In the UK, Ofcom passed comprehensive measures to promote fairness for customers

Assembly’s Consumer Protection Tracker shows that Ofcom has been one of the most active regulators in passing measures to improve customers’ ability to switch over the years; however, the regulator is still noticing that consumers do not make the most of the options they have available to them. The regulator’s research on consumer engagement in the telecoms sector found that customers tied up in long contracts are less likely to shop around for better deals, thereby missing out on new offers which are often cheaper, or more valuable. It also found that, past the expiry date of their contract, customers continue to pay more than they need, because the cost of the handset is not presented separately from the charges for connectivity. Ofcom found UK customers collectively overpay £182m a year because of this. To address these issues, Ofcom has been passing a range of measures during 2019.
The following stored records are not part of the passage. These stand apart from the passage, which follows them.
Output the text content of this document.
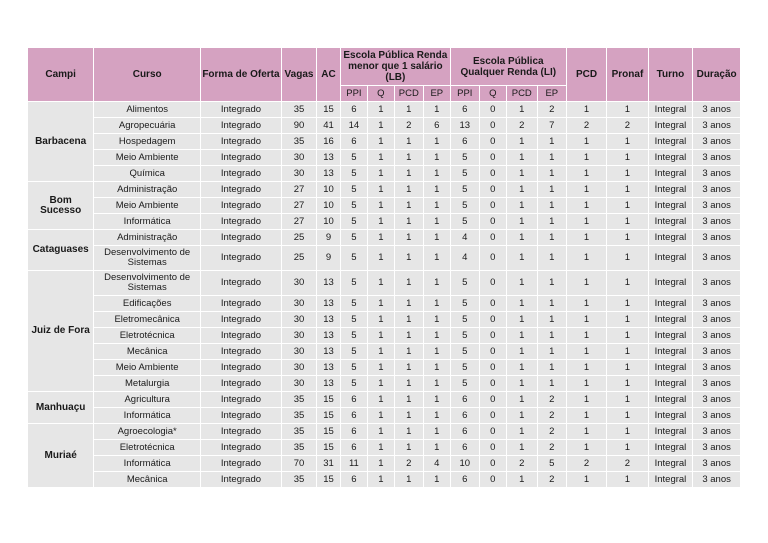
Campi	Curso	Forma de Oferta	Vagas	AC	Escola Pública Renda menor que 1 salário (LB)				Escola Pública Qualquer Renda (LI)				PCD	Pronaf	Turno	Duração
					PPI	Q	PCD	EP	PPI	Q	PCD	EP				
Barbacena	Alimentos	Integrado	35	15	6	1	1	1	6	0	1	2	1	1	Integral	3 anos
	Agropecuária	Integrado	90	41	14	1	2	6	13	0	2	7	2	2	Integral	3 anos
	Hospedagem	Integrado	35	16	6	1	1	1	6	0	1	1	1	1	Integral	3 anos
	Meio Ambiente	Integrado	30	13	5	1	1	1	5	0	1	1	1	1	Integral	3 anos
	Química	Integrado	30	13	5	1	1	1	5	0	1	1	1	1	Integral	3 anos
Bom Sucesso	Administração	Integrado	27	10	5	1	1	1	5	0	1	1	1	1	Integral	3 anos
	Meio Ambiente	Integrado	27	10	5	1	1	1	5	0	1	1	1	1	Integral	3 anos
	Informática	Integrado	27	10	5	1	1	1	5	0	1	1	1	1	Integral	3 anos
Cataguases	Administração	Integrado	25	9	5	1	1	1	4	0	1	1	1	1	Integral	3 anos
	Desenvolvimento de Sistemas	Integrado	25	9	5	1	1	1	4	0	1	1	1	1	Integral	3 anos
Juiz de Fora	Desenvolvimento de Sistemas	Integrado	30	13	5	1	1	1	5	0	1	1	1	1	Integral	3 anos
	Edificações	Integrado	30	13	5	1	1	1	5	0	1	1	1	1	Integral	3 anos
	Eletromecânica	Integrado	30	13	5	1	1	1	5	0	1	1	1	1	Integral	3 anos
	Eletrotécnica	Integrado	30	13	5	1	1	1	5	0	1	1	1	1	Integral	3 anos
	Mecânica	Integrado	30	13	5	1	1	1	5	0	1	1	1	1	Integral	3 anos
	Meio Ambiente	Integrado	30	13	5	1	1	1	5	0	1	1	1	1	Integral	3 anos
	Metalurgia	Integrado	30	13	5	1	1	1	5	0	1	1	1	1	Integral	3 anos
Manhuaçu	Agricultura	Integrado	35	15	6	1	1	1	6	0	1	2	1	1	Integral	3 anos
	Informática	Integrado	35	15	6	1	1	1	6	0	1	2	1	1	Integral	3 anos
Muriaé	Agroecologia*	Integrado	35	15	6	1	1	1	6	0	1	2	1	1	Integral	3 anos
	Eletrotécnica	Integrado	35	15	6	1	1	1	6	0	1	2	1	1	Integral	3 anos
	Informática	Integrado	70	31	11	1	2	4	10	0	2	5	2	2	Integral	3 anos
	Mecânica	Integrado	35	15	6	1	1	1	6	0	1	2	1	1	Integral	3 anos
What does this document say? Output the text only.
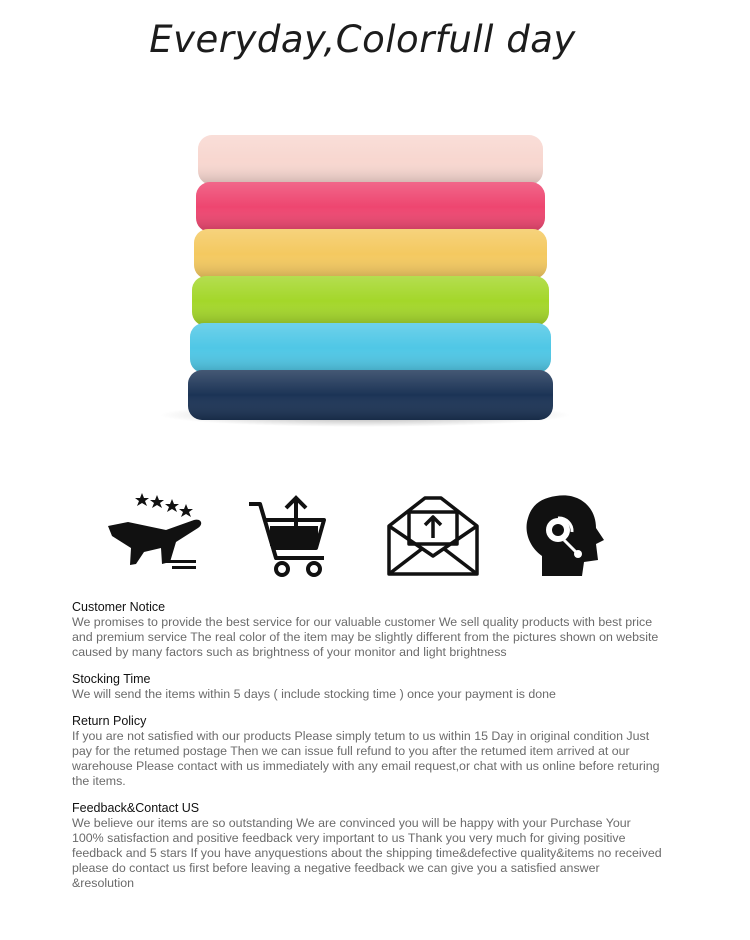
Everyday,Colorfull day
Customer Notice
We promises to provide the best service for our valuable customer We sell quality products with best price and premium service The real color of the item may be slightly different from the pictures shown on website caused by many factors such as brightness of your monitor and light brightness
Stocking Time
We will send the items within 5 days ( include stocking time ) once your payment is done
Return Policy
If you are not satisfied with our products Please simply tetum to us within 15 Day in original condition Just pay for the retumed postage Then we can issue full refund to you after the retumed item arrived at our warehouse Please contact with us immediately with any email request,or chat with us online before returing the items.
Feedback&Contact US
We believe our items are so outstanding We are convinced you will be happy with your Purchase Your 100% satisfaction and positive feedback very important to us Thank you very much for giving positive feedback and 5 stars If you have anyquestions about the shipping time&defective quality&items no received please do contact us first before leaving a negative feedback we can give you a satisfied answer &resolution
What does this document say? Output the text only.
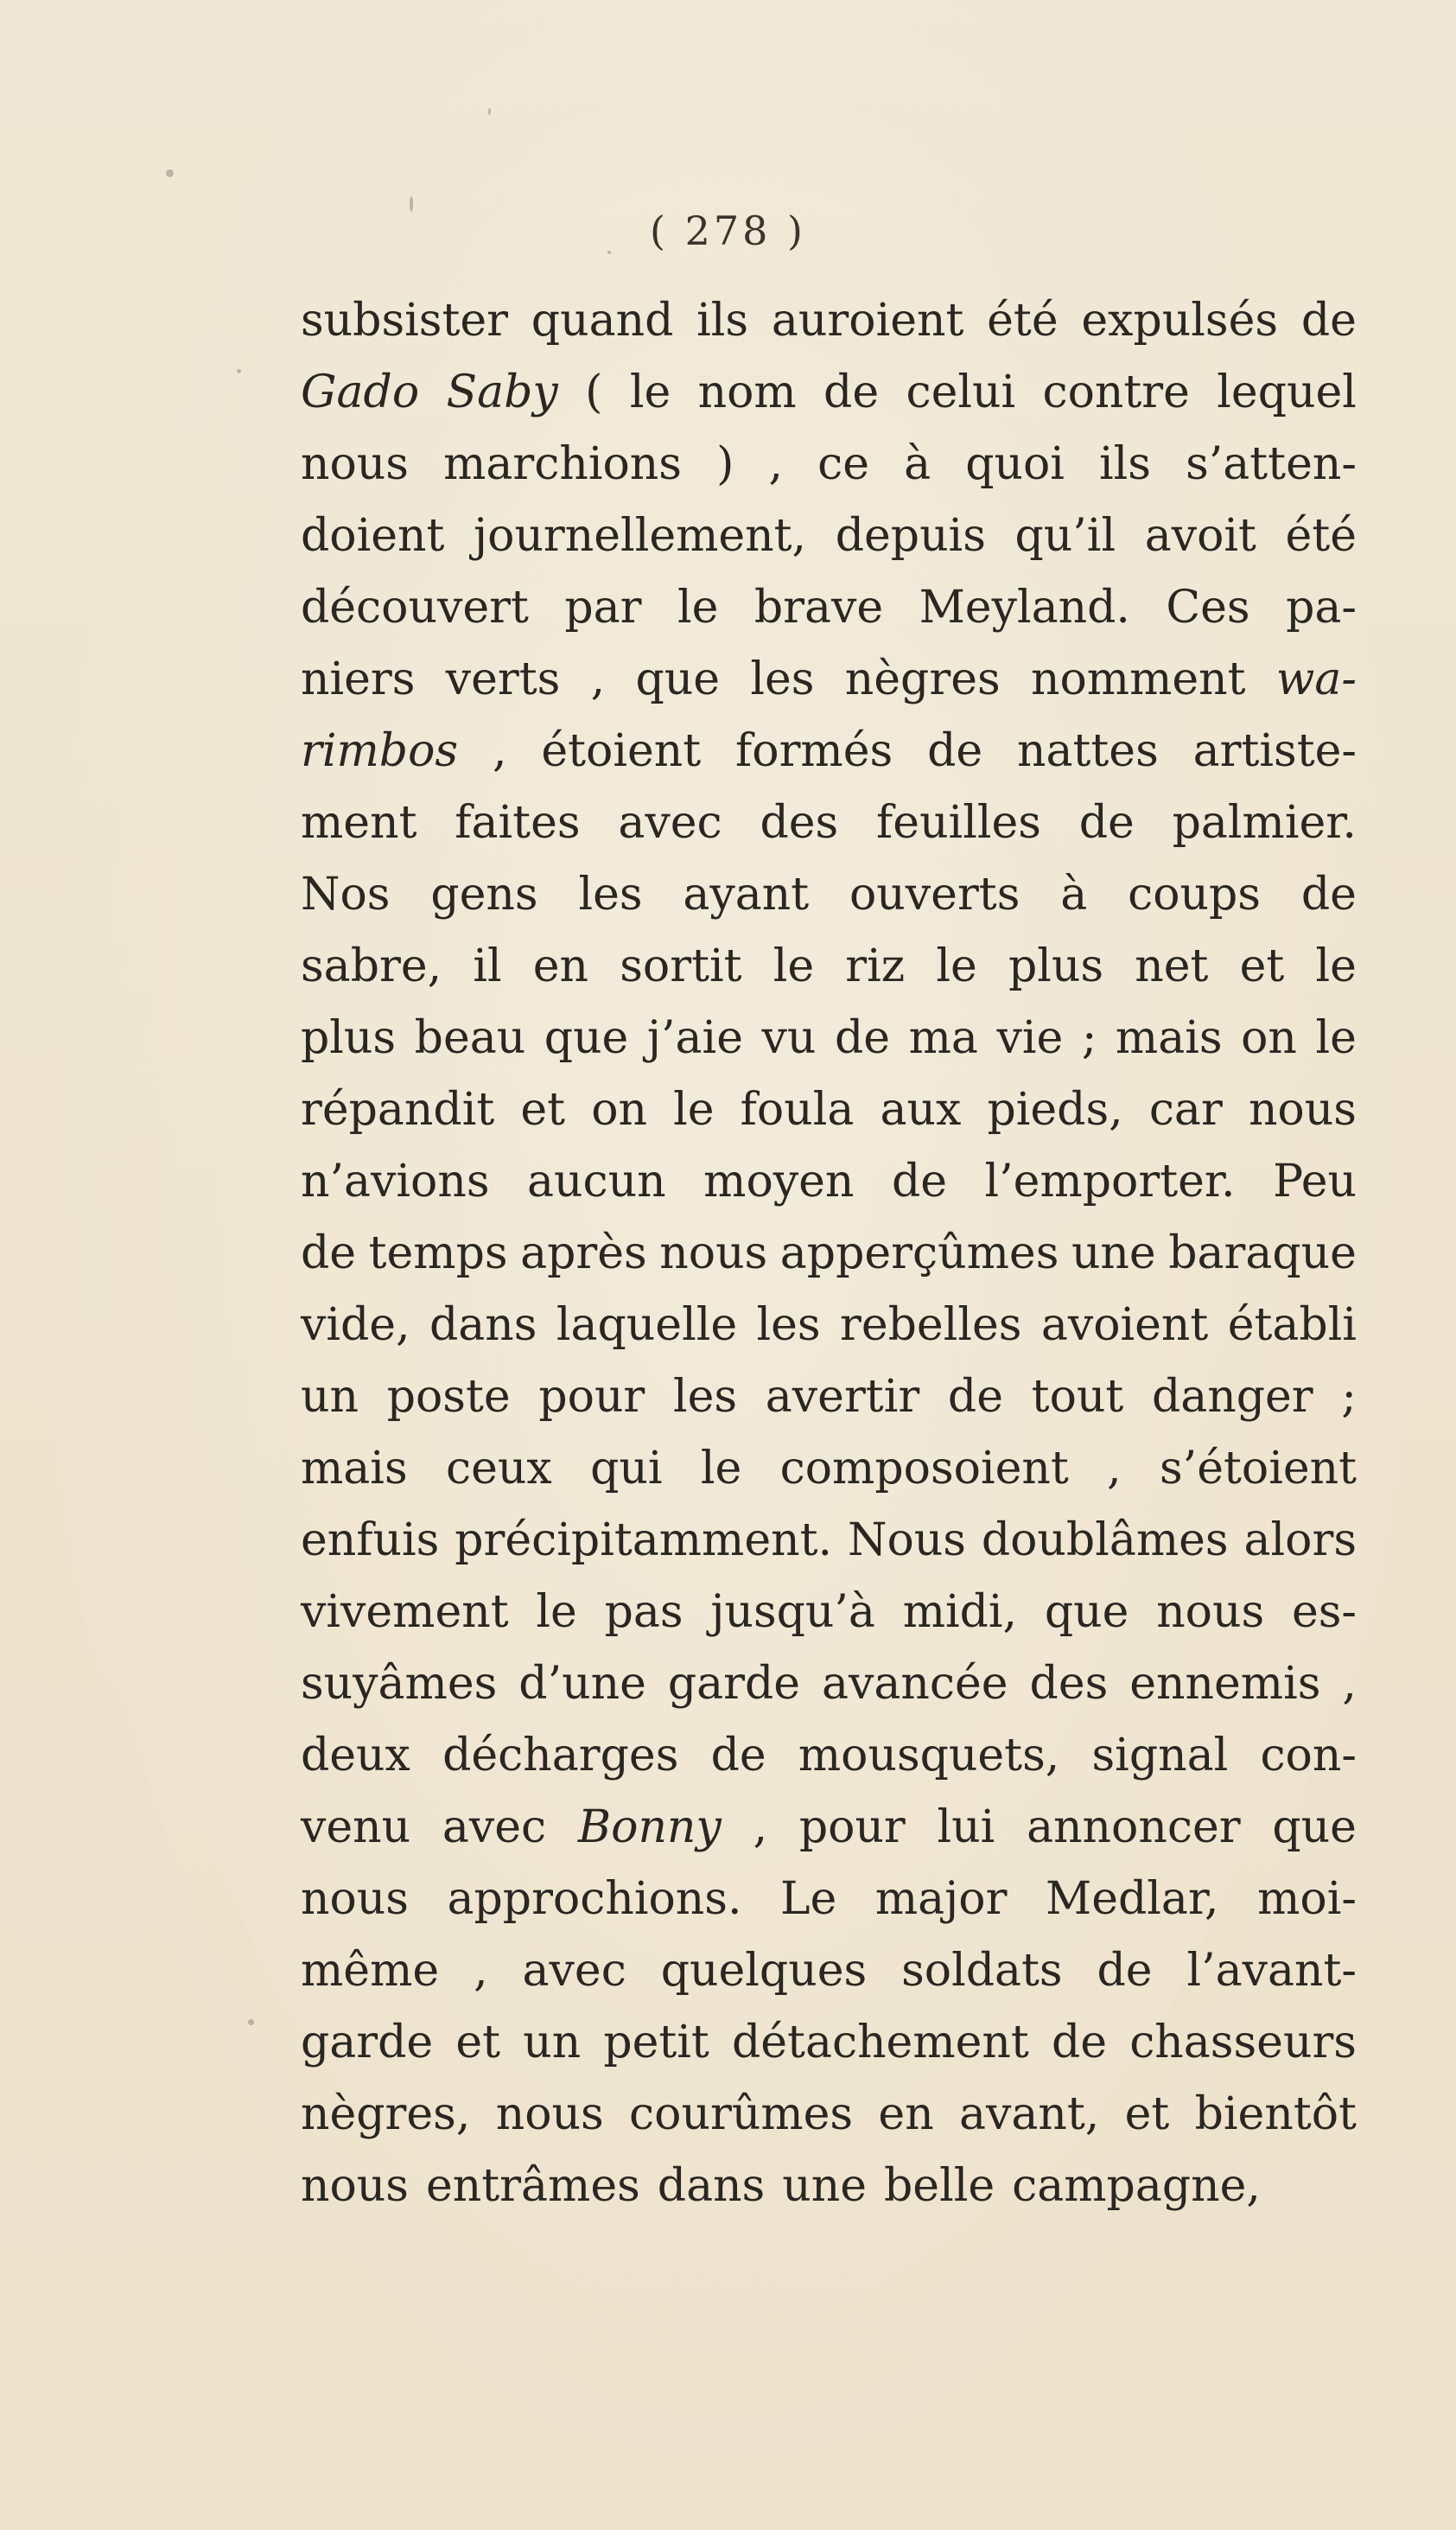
( 278 )
subsister quand ils auroient été expulsés de
Gado Saby ( le nom de celui contre lequel
nous marchions ) , ce à quoi ils s’atten-
doient journellement, depuis qu’il avoit été
découvert par le brave Meyland. Ces pa-
niers verts , que les nègres nomment wa-
rimbos , étoient formés de nattes artiste-
ment faites avec des feuilles de palmier.
Nos gens les ayant ouverts à coups de
sabre, il en sortit le riz le plus net et le
plus beau que j’aie vu de ma vie ; mais on le
répandit et on le foula aux pieds, car nous
n’avions aucun moyen de l’emporter. Peu
de temps après nous apperçûmes une baraque
vide, dans laquelle les rebelles avoient établi
un poste pour les avertir de tout danger ;
mais ceux qui le composoient , s’étoient
enfuis précipitamment. Nous doublâmes alors
vivement le pas jusqu’à midi, que nous es-
suyâmes d’une garde avancée des ennemis ,
deux décharges de mousquets, signal con-
venu avec Bonny , pour lui annoncer que
nous approchions. Le major Medlar, moi-
même , avec quelques soldats de l’avant-
garde et un petit détachement de chasseurs
nègres, nous courûmes en avant, et bientôt
nous entrâmes dans une belle campagne,
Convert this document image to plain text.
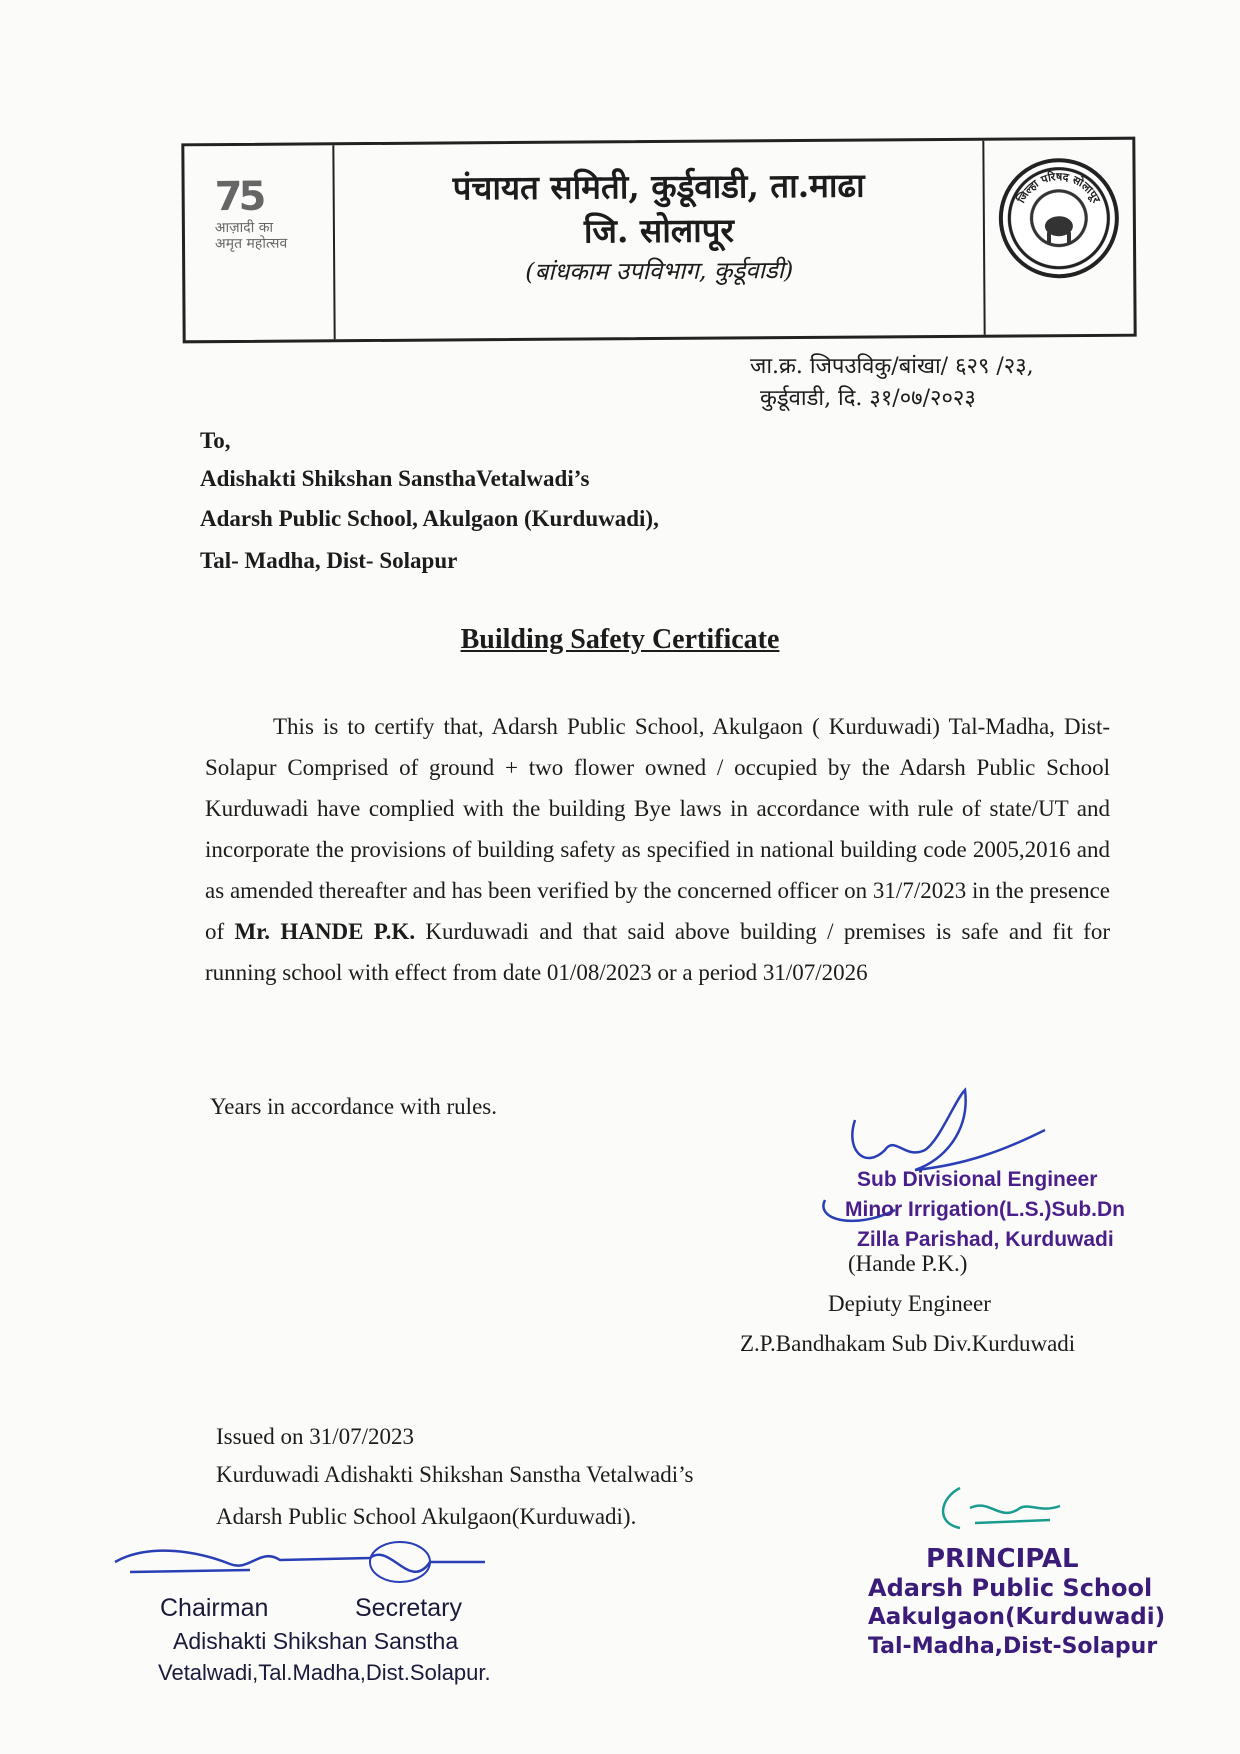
75
आज़ादी का
अमृत महोत्सव
पंचायत समिती, कुर्डूवाडी, ता.माढा
जि. सोलापूर
(बांधकाम उपविभाग, कुर्डूवाडी)
जिल्हा परिषद सोलापूर
जा.क्र. जिपउविकु/बांखा/ ६२९ /२३,
कुर्डूवाडी, दि. ३१/०७/२०२३
To,
Adishakti Shikshan SansthaVetalwadi’s
Adarsh Public School, Akulgaon (Kurduwadi),
Tal- Madha, Dist- Solapur
Building Safety Certificate
This is to certify that, Adarsh Public School, Akulgaon ( Kurduwadi) Tal-Madha, Dist- Solapur Comprised of ground + two flower owned / occupied by the Adarsh Public School Kurduwadi have complied with the building Bye laws in accordance with rule of state/UT and incorporate the provisions of building safety as specified in national building code 2005,2016 and as amended thereafter and has been verified by the concerned officer on 31/7/2023 in the presence of Mr. HANDE P.K. Kurduwadi and that said above building / premises is safe and fit for running school with effect from date 01/08/2023 or a period 31/07/2026
Years in accordance with rules.
Sub Divisional Engineer
Minor Irrigation(L.S.)Sub.Dn
Zilla Parishad, Kurduwadi
(Hande P.K.)
Depiuty Engineer
Z.P.Bandhakam Sub Div.Kurduwadi
Issued on 31/07/2023
Kurduwadi Adishakti Shikshan Sanstha Vetalwadi’s
Adarsh Public School Akulgaon(Kurduwadi).
Chairman	Secretary
Adishakti Shikshan Sanstha
Vetalwadi,Tal.Madha,Dist.Solapur.
PRINCIPAL
Adarsh Public School
Aakulgaon(Kurduwadi)
Tal-Madha,Dist-Solapur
In the mobile sector, Ofcom has recently proposed to separate handset and airtime charges, to increase transparency; and to prevent operators from linking ‘split contracts’ when the contract for the device is longer than 24 months, so that the contract for the handset does not turn into an obstacle to switching. It is worth noting that the separation of charges is included in the new European Electronic Communications Code, which will come into force by December 2020, however, Ofcom aims to accelerate the adoption of those measures. As a result of Ofcom’s review, mobile operators have committed to start moving out-of-contract customers to cheaper tariffs (some of them will be equivalent to SIM-only deals), with the exception of Three, which did not commit to apply any discount. Another measure to make switching easier, adopted in May 2019, is the obligation to ‘wake up’ customers, i.e. to send them alerts ahead of the expiry of the contract, so that they become more likely to start looking for alternatives ahead of the end of the contract; providers must also inform customers of the best tariffs they have available at the time. In 2017, Ofcom also made changes to the switching process, which took effect on 1 July 2019. This remains a donor-led process, with customers required to obtain a Porting Authorisation Code (PAC) from the outgoing provider, however, operators are now required to make it possible through a text message, to which they have to respond within a minute with the PAC. 

Handsets and airtime charges are now separate in Japan

The Japanese government has considered the way mobile contracts are sold as an issue since last year. In August 2018, Chief Cabinet Secretary Yoshihide Suga called out mobile operators saying they could reduce their retail prices by 40%. The government’s concern was that mobile operators were not presenting charges to the customers in a clear and understandable way; as a result, it proposed a bill in March 2019, to require operators to separate the airtime charges from the cost of devices, so that consumers can get a better idea of how much they are paying for each component of the contract. The bill also included stronger rights for consumers to opt-out during a contract (mobile contracts in Japan generally last between two and four years), and forbids operators to adopt conduct which ends up preventing users from switching freely introduced a registration requirement for retailers, as well as penalties for companies misleading customers to maximise their sales.

The bill was passed in May 2010; it will take effect in the Autumn, after the Ministry of Internal Affairs and Communications will have set out guidelines for mobile operator’s fee plans. However, ahead of the law’s entry into force, operators are already adjusting their offers to make it compliant with the new rules. For example, the industry leader, NTT Docomo, has already started separating handset charges from airtime charges, and now provides a simulation tool to help customers understand the breakdown of their recurring costs. Other large providers, such as SoftBank and KDDI, stated they are already aligning with the new rules and are considering lowering their fees.